Submitted to: PLOS ONE
Publication Type: Peer Reviewed Journal
Publication Acceptance Date: 2/6/2015
Publication Date: 4/13/2015
Publication URL: http://handle.nal.usda.gov/10113/60855
Citation: Rubinstein, M., Katzenellenbogen, M., Eshed, R., Rozen, A., Katzir, N., Colle, M., Yang, L., Grumet, R., Weng, Y., Sherman, A., Ophir, R. 2015. Ultrahigh-density linkage map for cultivated cucumber (Cucumis sativus L.) using a single-nucleotide polymorphism genotyping array. PLoS One. 10(4):e0124101.

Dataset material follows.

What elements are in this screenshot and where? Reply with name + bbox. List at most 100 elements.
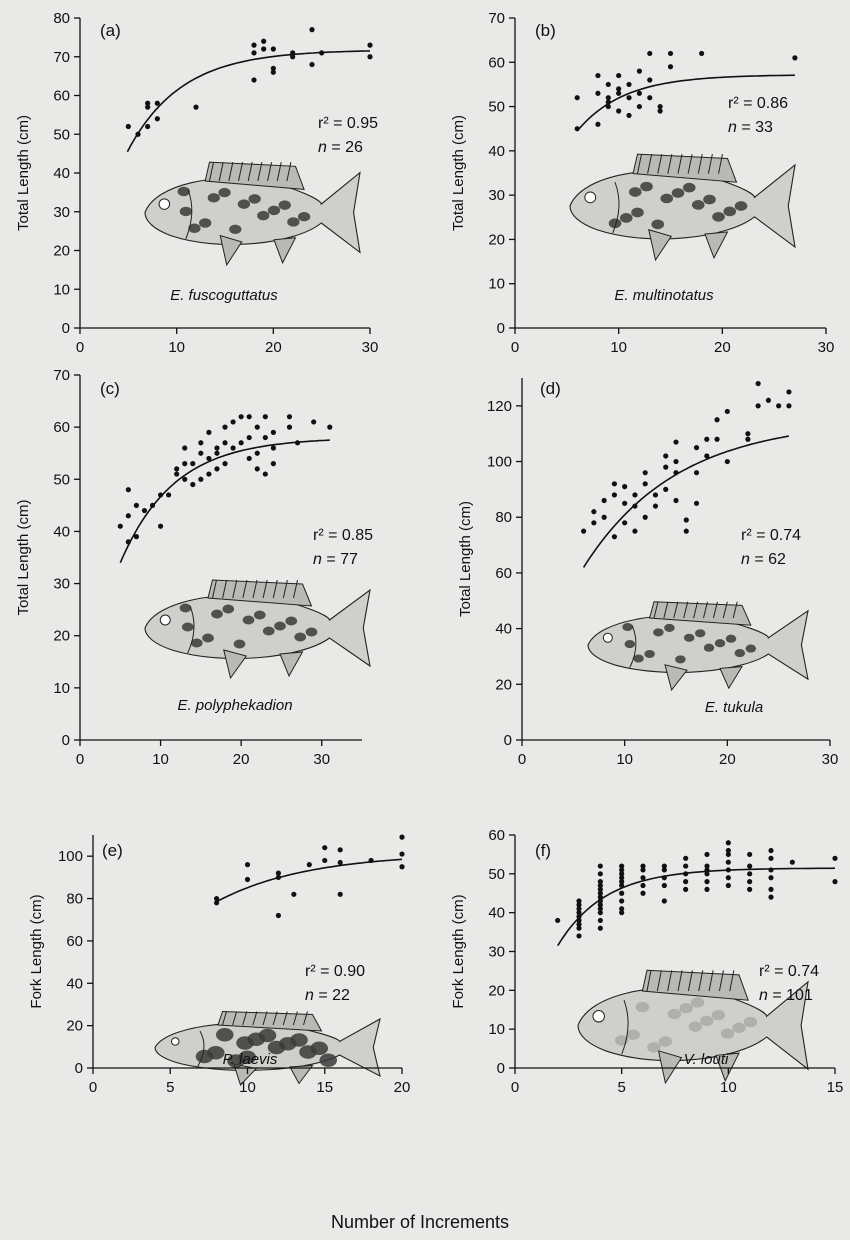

Interpretive Summary: Genotyping arrays are tools for high throughput genotyping, which is beneficial in genome-wide association studies (GWAS). Since the first cucumber genome draft was reported, genetic maps were constructed mainly based on simple-sequence repeats (SSRs) or on combinations of SSRs and other sequence-related amplified polymorphism. In this study we developed the first cucumber genotyping array which consisted of 32,864 single nucleotide polymorphisms (SNPs). These markers cover the cucumber genome every 2.1Kb and have parents/F1 hybridizations as a training set. The training set was validated with Fluidigm technology and had 98% concordance. The application of the genotyping array was illustrated by constructing 598.7 cM genetic map based on recombinant inbred lines (RIL) population of a ‘9930’ × ‘Gy14’ cross of which comprises of 11,156 SNPs. The markers’ collinearity between the genetic map and genome references of the two parents estimated as R2=0.97. We also used the array to investigate chromosomal rearrangement, regional recombination rate, and specific regions with segregation distortions. Finally, we showed that the array is applicable to other cucumber variants. We suggest herein a genotyping array together with the training set would be a powerful tool in applications such as quantitative-trait loci (QTL) analysis and GWAS.

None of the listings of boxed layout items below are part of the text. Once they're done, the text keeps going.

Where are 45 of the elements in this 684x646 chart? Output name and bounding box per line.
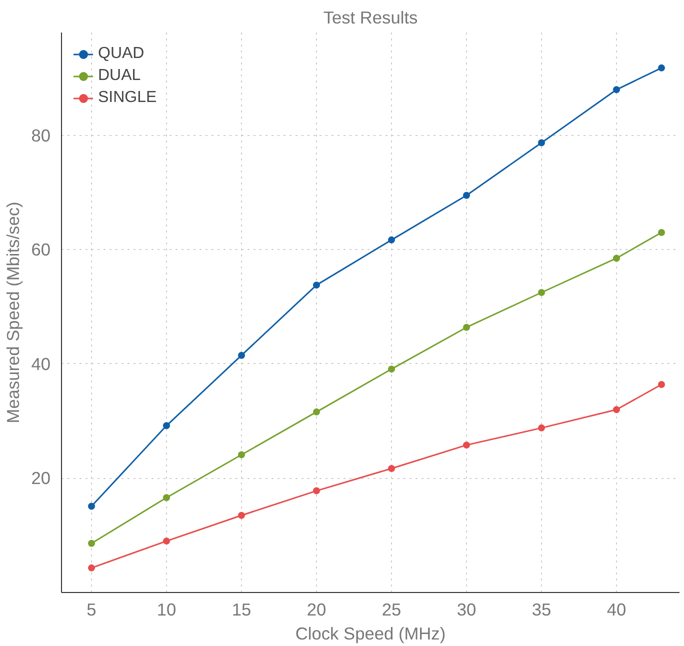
point — [538, 289, 545, 296]
legend-label: QUAD — [98, 45, 144, 63]
point — [163, 422, 170, 430]
point — [538, 424, 545, 432]
point — [388, 366, 395, 373]
x-tick-label: 5 — [86, 600, 96, 620]
x-tick-label: 20 — [306, 600, 326, 620]
y-tick-label: 20 — [31, 468, 51, 488]
point — [88, 540, 95, 547]
point — [388, 465, 395, 472]
point — [163, 538, 170, 545]
legend-label: SINGLE — [98, 89, 157, 107]
y-axis-title: Measured Speed (Mbits/sec) — [3, 202, 24, 424]
point — [88, 564, 95, 572]
x-tick-label: 15 — [232, 600, 252, 620]
point — [463, 324, 470, 331]
point — [658, 64, 665, 72]
point — [463, 442, 470, 449]
point — [388, 236, 395, 244]
point — [658, 229, 665, 236]
y-tick-label: 60 — [31, 240, 51, 260]
point — [613, 406, 620, 414]
point — [238, 352, 245, 359]
point — [538, 139, 545, 146]
point — [163, 494, 170, 502]
legend-label: DUAL — [98, 67, 141, 85]
point — [613, 254, 620, 262]
x-tick-label: 25 — [382, 600, 402, 620]
point — [613, 86, 620, 94]
x-tick-label: 10 — [156, 600, 176, 620]
x-tick-label: 40 — [606, 600, 626, 620]
x-axis-title: Clock Speed (MHz) — [295, 624, 446, 644]
point — [88, 502, 95, 510]
y-tick-label: 80 — [31, 125, 51, 146]
point — [238, 512, 245, 519]
point — [313, 282, 320, 289]
point — [313, 408, 320, 416]
x-tick-label: 30 — [456, 600, 476, 620]
chart-title: Test Results — [323, 8, 418, 28]
y-tick-label: 40 — [31, 354, 51, 374]
point — [313, 487, 320, 494]
point — [238, 451, 245, 458]
point — [658, 381, 665, 388]
point — [463, 192, 470, 199]
x-tick-label: 35 — [532, 600, 552, 620]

Technical Abstract: With the low cost of single nucleotide polymorphism (SNP) discovery, use of SNP markers for SNP array development is becoming more affordable. The SNP array is a very useful tool for high throughput genotyping and has a number of applications such as genome-wide association studies (GWAS). Since the first cucumber genome draft was reported, genetic maps were constructed mainly based on low throughput markers like the simple-sequence repeats (SSRs) or sequence-related amplified polymorphism. In this study we developed the first cucumber genotyping array with 32,864 SNPs. These markers cover the cucumber genome every 2.1 kb. A training set was developed with parental and F1 hybridizations signals. The training set was validated with Fluidigm technology and had 98% concordance. The application of this genotyping array was illustrated by constructing a SNP-based cucumber genetic map with recombinant inbred lines (RILs) from the Gy14 × 9930. A total of 11,156 SNPs in seven linkage groups were placed on the genetic map. The markers’ collinearity between the genetic map and assembled draft genomes of both Gy14 and 9930 was high (R2=0.97). We used the resulting linkage map to investigate chromosomal rearrangement, regional recombination rate, and specific regions with segregation distortions. Finally, we showed that the array is applicable to other cucumber variants. We suggest herein a genotyping array together with the training set would be a powerful tool in applications such as quantitative-trait loci (QTL) analysis and GWAS.